Non-Operative Treatment

A number of non surgical treatment options exist for the treatment of cervicalgia, radiculopathy, or myelopathy. Classic conservative treatment involves using nonsteroidal medications to reduce inflammation and physical therapy to strengthen the supporting muscles around the cervical spine which resolve complaints in a significant percentage of patients. Rest, patient education, and acupuncture have shown some benefit in a few studies. Occasional immobilization in a cervical collar can be beneficial when neck pain is severe. Manual or automated traction have also been shown to provide relief. Epidural and selective nerve steroid injections have shown good short term benefit but do not decrease the rate of eventual surgery. One can also consider spinal injections of the arthritic facet joints or by burning away the nerves supplying the joint with some success. 

Considering Surgery

If nonoperative treatment fails and symptoms persist or progress, surgical intervention may become necessary. Multiple factors are considered when deciding the approach to surgical intervention. Surgery of the neck is either performed from the front, back, or a combination of the two. Surgery can be as simple as a one-level discectomy through a minimally invasive approach to more complicated procedures for multiple decompressions or tumor removal. For selected cases that have disc pathology, artificial disc replacement, which preserves motion, is now an option. Since cervical procedures can be technically demanding, they should be performed by spine surgeons.

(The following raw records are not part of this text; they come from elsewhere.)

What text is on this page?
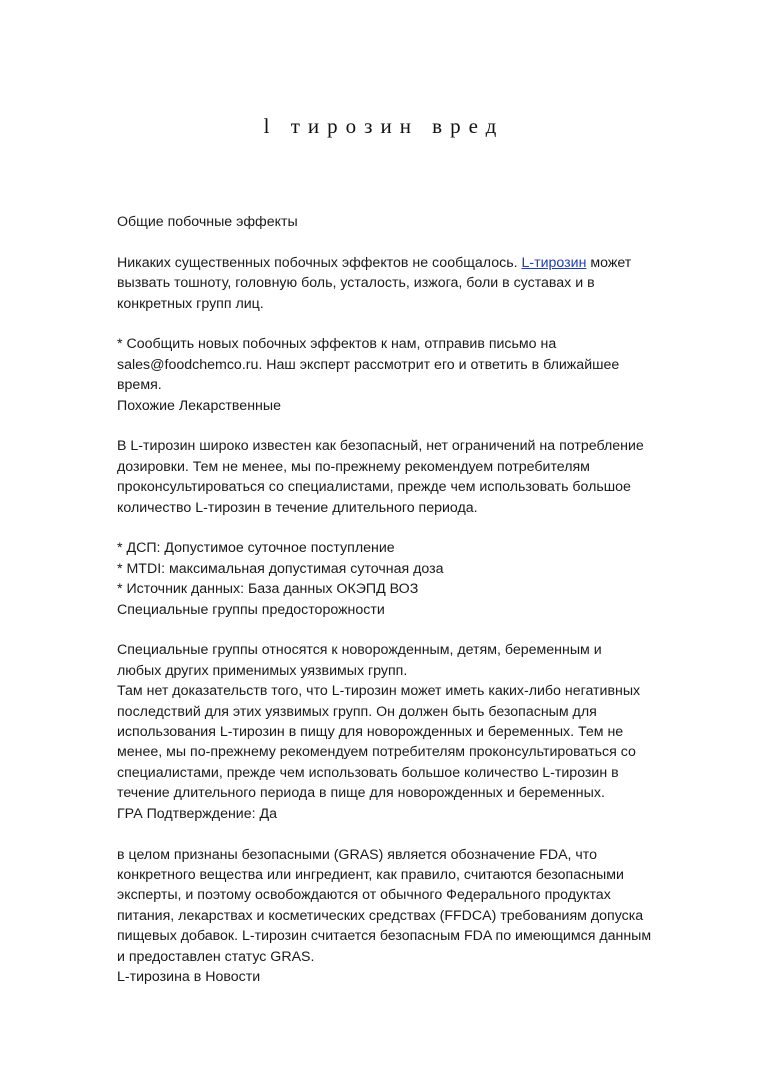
l тирозин вред

Общие побочные эффекты

Никаких существенных побочных эффектов не сообщалось. L-тирозин может

вызвать тошноту, головную боль, усталость, изжога, боли в суставах и в

конкретных групп лиц.

* Сообщить новых побочных эффектов к нам, отправив письмо на

sales@foodchemco.ru. Наш эксперт рассмотрит его и ответить в ближайшее

время.

Похожие Лекарственные

В L-тирозин широко известен как безопасный, нет ограничений на потребление

дозировки. Тем не менее, мы по-прежнему рекомендуем потребителям

проконсультироваться со специалистами, прежде чем использовать большое

количество L-тирозин в течение длительного периода.

* ДСП: Допустимое суточное поступление

* MTDI: максимальная допустимая суточная доза

* Источник данных: База данных ОКЭПД ВОЗ

Специальные группы предосторожности

Специальные группы относятся к новорожденным, детям, беременным и

любых других применимых уязвимых групп.

Там нет доказательств того, что L-тирозин может иметь каких-либо негативных

последствий для этих уязвимых групп. Он должен быть безопасным для

использования L-тирозин в пищу для новорожденных и беременных. Тем не

менее, мы по-прежнему рекомендуем потребителям проконсультироваться со

специалистами, прежде чем использовать большое количество L-тирозин в

течение длительного периода в пище для новорожденных и беременных.

ГРА Подтверждение: Да

в целом признаны безопасными (GRAS) является обозначение FDA, что

конкретного вещества или ингредиент, как правило, считаются безопасными

эксперты, и поэтому освобождаются от обычного Федерального продуктах

питания, лекарствах и косметических средствах (FFDCA) требованиям допуска

пищевых добавок. L-тирозин считается безопасным FDA по имеющимся данным

и предоставлен статус GRAS.

L-тирозина в Новости
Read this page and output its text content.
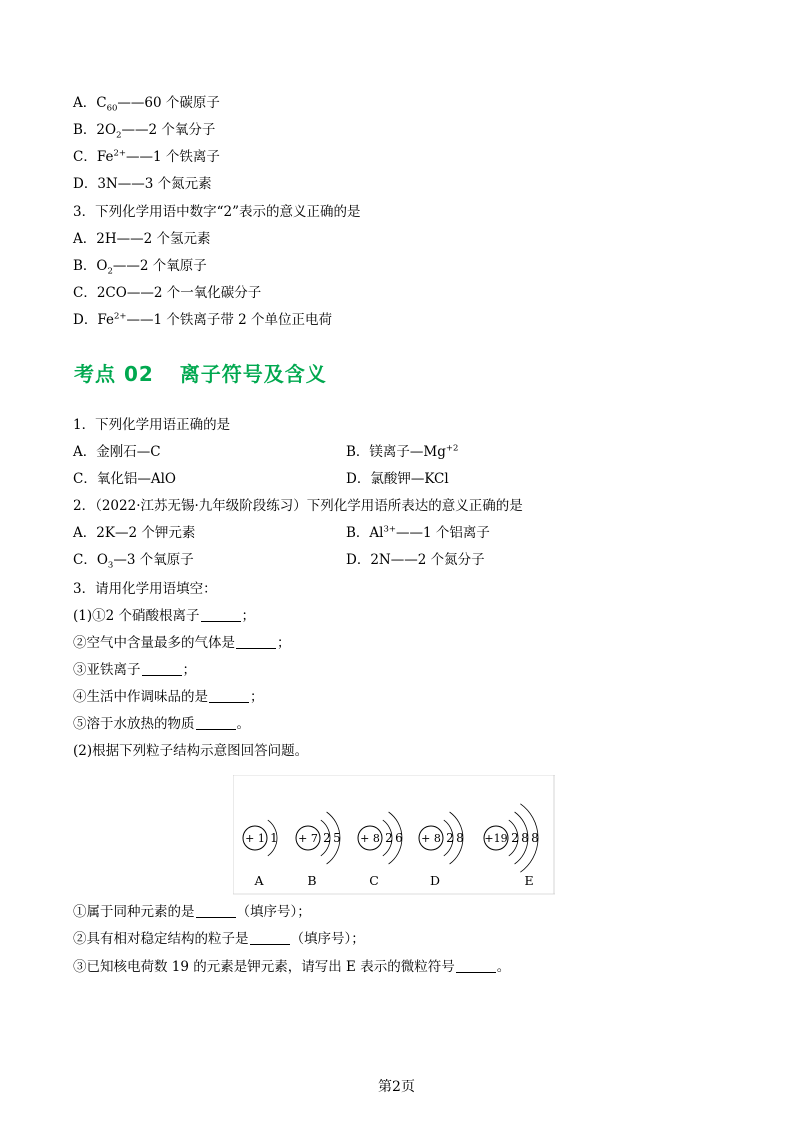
A．$C_{60}——60$ 个碳原子
B．$2O_2——2$ 个氧分子
C．$Fe^{2+}——1$ 个铁离子
D．3N——3 个氮元素
3．下列化学用语中数字“2”表示的意义正确的是
A．2H——2 个氢元素
B．$O_2——2$ 个氧原子
C．2CO——2 个一氧化碳分子
D．$Fe^{2+}——1$ 个铁离子带 2 个单位正电荷
考点 02 离子符号及含义
1．下列化学用语正确的是
A．金刚石—C	B．镁离子$—Mg^{+2}$
C．氧化铝—AlO	D．氯酸钾—KCl
2．（2022·江苏无锡·九年级阶段练习）下列化学用语所表达的意义正确的是
A．2K—2 个钾元素	B．$Al^{3+}——1$ 个铝离子
C．$O_3—3$ 个氧原子	D．2N——2 个氮分子
3．请用化学用语填空：
(1)①2 个硝酸根离子	；
②空气中含量最多的气体是	；
③亚铁离子	；
④生活中作调味品的是	；
⑤溶于水放热的物质	。
(2)根据下列粒子结构示意图回答问题。
+ 1 1
A
+ 7 2 5
B
+ 8 2 6
C
+ 8 2 8
D
+19 2 8 8
E
①属于同种元素的是	（填序号）；
②具有相对稳定结构的粒子是	（填序号）；
③已知核电荷数 19 的元素是钾元素，请写出 E 表示的微粒符号	。
第2页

Fortunately, there are a range of options when deciding the approach and type of surgery that is best for the problem. Most importantly, the surgery should be selected to produce the best outcome for the patient in the long term, not because it is new or is popular in marketing circles.  

A Final Word

A thorough medical history and examination are essential along with appropriate imaging studies so symptoms and findings can be correlated. While nonoperative treatments will benefit the majority of patients, if these methods fail, surgical interventions offer excellent resolution of certain cervical spine disorders. Although no one ever wants to resort to having surgery, it can be a viable solution to return you to improved comfort and a more active lifestyle.